Avaliação Pré-Operatória: Risco Cardiovascular em Cirurgia

CSNSC - Casa de Saúde Nossa Senhora do Carmo (RJ) — Prova 2020

Enunciado

Na avaliação pré-operatória de uma mulher de 75 anos para uma gastrectomia por câncer, temos os seguintes dados: Paciente em bom estado geral, ativa com boa capacidade funcional, portadora de Diabetes mellitus em uso de hipoglicemiante oral e Hb glicada = 7, sem história de Hipertensão arterial sistêmica, com PA na avaliação de 130x80mmHg, ausência de dispneia ou dor torácica. Exames complementares sem alterações laboratoriais e eletrocardiograma sinusal com hemibloqueio anterior esquerdo (HBAE). Qual a conduta mais adequada?

Alternativas

  1. A) Realizar Holter 24h devido à alteração do eletrocardiograma, visando afastar alguma arritmia
  2. B) Realizar cateterismo cardíaco antes da cirurgia por se tratar de um procedimento de alto risco e paciente com alteração em eletrocardiograma de repouso
  3. C) Realizar Cintilografia miocárdica de perfusão, pois apesar de assintomática, trata -se uma paciente de alto risco cardiovascular por ser diabética e com programação de cirurgia de grande porte
  4. D) Proceder a cirurgia sem avaliação adicional

Pérola Clínica

Paciente diabética ativa com boa capacidade funcional e ECG com HBAE isolado para cirurgia de alto risco → não requer investigação cardíaca adicional se assintomática.

Resumo-Chave

A capacidade funcional é um dos preditores mais importantes de eventos cardíacos perioperatórios. Pacientes com boa capacidade funcional (≥ 4 METs) e assintomáticos, mesmo com fatores de risco como diabetes e ECG alterado (HBAE isolado), geralmente não necessitam de exames complementares invasivos antes de cirurgias de alto risco.

Contexto Educacional

A avaliação pré-operatória de risco cardiovascular é fundamental para otimizar o paciente antes de cirurgias não cardíacas, especialmente em idosos e naqueles com comorbidades. O objetivo é identificar pacientes com maior risco de eventos cardíacos perioperatórios e implementar estratégias para minimizá-los, sem atrasar desnecessariamente a cirurgia. Neste caso, a paciente de 75 anos, embora diabética e com HBAE no ECG, apresenta bom estado geral e excelente capacidade funcional (ativa, boa capacidade funcional), o que é um forte preditor de baixo risco de eventos cardíacos. O diabetes está controlado (Hb glicada = 7), e não há história de hipertensão ou sintomas cardíacos. O HBAE isolado é um achado comum em idosos e, na ausência de sintomas ou outras alterações, não indica doença coronariana significativa. As diretrizes atuais enfatizam a capacidade funcional como um dos principais determinantes para a necessidade de exames complementares. Pacientes assintomáticos com boa capacidade funcional (≥ 4 METs) geralmente podem prosseguir para cirurgias de alto risco sem testes cardíacos adicionais, como Holter, cateterismo ou cintilografia miocárdica, que seriam desnecessários e poderiam atrasar o tratamento do câncer.

Perguntas Frequentes

Qual a importância da capacidade funcional na avaliação pré-operatória?

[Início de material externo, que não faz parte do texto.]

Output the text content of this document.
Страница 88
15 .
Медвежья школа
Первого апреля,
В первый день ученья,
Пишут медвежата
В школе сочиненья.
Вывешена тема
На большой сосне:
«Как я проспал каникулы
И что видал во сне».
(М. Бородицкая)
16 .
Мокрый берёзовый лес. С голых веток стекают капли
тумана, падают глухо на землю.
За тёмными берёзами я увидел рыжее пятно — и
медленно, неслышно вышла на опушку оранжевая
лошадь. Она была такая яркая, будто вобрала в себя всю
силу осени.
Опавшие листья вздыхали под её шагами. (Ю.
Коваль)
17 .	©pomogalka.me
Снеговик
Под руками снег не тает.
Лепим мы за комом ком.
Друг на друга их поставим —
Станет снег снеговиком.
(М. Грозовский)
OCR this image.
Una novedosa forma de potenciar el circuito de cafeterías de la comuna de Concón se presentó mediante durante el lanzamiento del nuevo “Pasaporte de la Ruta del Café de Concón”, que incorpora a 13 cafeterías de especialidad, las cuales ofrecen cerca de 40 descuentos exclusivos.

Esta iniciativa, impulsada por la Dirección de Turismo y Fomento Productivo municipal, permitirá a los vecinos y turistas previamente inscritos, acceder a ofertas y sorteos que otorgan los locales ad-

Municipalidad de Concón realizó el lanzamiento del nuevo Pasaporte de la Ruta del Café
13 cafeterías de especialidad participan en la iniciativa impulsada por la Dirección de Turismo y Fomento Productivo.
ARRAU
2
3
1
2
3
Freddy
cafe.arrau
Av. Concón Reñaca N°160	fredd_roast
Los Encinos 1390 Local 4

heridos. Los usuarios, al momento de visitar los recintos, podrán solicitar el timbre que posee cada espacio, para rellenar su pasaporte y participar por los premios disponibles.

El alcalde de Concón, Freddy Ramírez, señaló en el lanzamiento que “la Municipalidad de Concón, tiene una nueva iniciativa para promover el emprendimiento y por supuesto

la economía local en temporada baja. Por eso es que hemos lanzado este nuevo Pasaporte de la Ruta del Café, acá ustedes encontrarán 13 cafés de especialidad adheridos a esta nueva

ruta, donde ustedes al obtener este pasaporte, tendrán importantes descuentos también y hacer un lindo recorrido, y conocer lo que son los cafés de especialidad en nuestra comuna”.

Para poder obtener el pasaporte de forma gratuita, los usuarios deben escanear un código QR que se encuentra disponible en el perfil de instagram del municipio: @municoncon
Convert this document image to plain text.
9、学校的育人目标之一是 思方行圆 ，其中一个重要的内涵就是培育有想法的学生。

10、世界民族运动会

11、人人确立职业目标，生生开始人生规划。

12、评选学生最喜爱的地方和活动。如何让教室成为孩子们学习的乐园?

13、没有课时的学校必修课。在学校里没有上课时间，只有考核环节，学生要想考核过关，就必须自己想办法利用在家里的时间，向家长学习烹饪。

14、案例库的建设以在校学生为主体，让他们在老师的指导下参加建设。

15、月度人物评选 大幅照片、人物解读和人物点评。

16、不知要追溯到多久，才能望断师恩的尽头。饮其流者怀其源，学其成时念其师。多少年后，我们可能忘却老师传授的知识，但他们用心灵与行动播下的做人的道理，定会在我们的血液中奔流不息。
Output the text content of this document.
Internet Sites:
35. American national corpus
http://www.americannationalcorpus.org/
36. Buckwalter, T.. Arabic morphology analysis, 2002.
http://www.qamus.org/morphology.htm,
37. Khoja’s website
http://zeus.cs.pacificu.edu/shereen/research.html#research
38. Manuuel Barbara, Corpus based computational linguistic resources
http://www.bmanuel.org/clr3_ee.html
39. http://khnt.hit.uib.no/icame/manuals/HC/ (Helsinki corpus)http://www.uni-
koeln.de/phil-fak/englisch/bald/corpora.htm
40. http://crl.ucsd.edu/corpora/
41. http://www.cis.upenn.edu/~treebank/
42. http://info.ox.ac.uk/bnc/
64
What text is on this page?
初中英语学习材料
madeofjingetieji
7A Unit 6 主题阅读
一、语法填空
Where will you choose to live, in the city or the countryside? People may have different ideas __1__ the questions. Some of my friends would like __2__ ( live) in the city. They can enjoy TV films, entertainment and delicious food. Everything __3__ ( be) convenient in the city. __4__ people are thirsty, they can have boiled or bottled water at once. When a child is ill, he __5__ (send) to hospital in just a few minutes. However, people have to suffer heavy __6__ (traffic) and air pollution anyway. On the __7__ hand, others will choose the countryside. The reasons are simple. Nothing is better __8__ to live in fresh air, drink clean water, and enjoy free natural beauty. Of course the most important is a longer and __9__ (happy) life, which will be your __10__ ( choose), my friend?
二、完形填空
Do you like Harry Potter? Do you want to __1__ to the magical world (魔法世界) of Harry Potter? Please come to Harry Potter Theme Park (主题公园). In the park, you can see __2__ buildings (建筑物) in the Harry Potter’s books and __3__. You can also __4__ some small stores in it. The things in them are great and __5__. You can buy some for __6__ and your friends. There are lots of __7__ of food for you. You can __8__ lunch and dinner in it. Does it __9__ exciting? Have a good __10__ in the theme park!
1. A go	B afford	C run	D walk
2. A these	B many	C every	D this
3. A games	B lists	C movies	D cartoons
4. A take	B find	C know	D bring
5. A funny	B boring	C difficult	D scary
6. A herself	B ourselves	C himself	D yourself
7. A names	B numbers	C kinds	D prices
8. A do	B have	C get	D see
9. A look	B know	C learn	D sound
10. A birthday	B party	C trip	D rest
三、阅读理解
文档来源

A capacidade funcional é um dos preditores mais robustos de eventos cardíacos perioperatórios. Pacientes com boa capacidade funcional (≥ 4 METs) geralmente toleram bem o estresse cirúrgico, mesmo na presença de fatores de risco.

Quando um paciente diabético precisa de investigação cardíaca adicional antes da cirurgia?

Um paciente diabético necessita de investigação adicional se apresentar sintomas cardíacos (angina, dispneia), má capacidade funcional (< 4 METs) ou se a cirurgia for de alto risco e houver outros fatores de risco não controlados.

Um hemibloqueio anterior esquerdo isolado requer investigação cardíaca pré-operatória?

Um hemibloqueio anterior esquerdo (HBAE) isolado, na ausência de sintomas cardíacos ou outras alterações significativas no ECG, geralmente não requer investigação cardíaca adicional antes de cirurgias não cardíacas.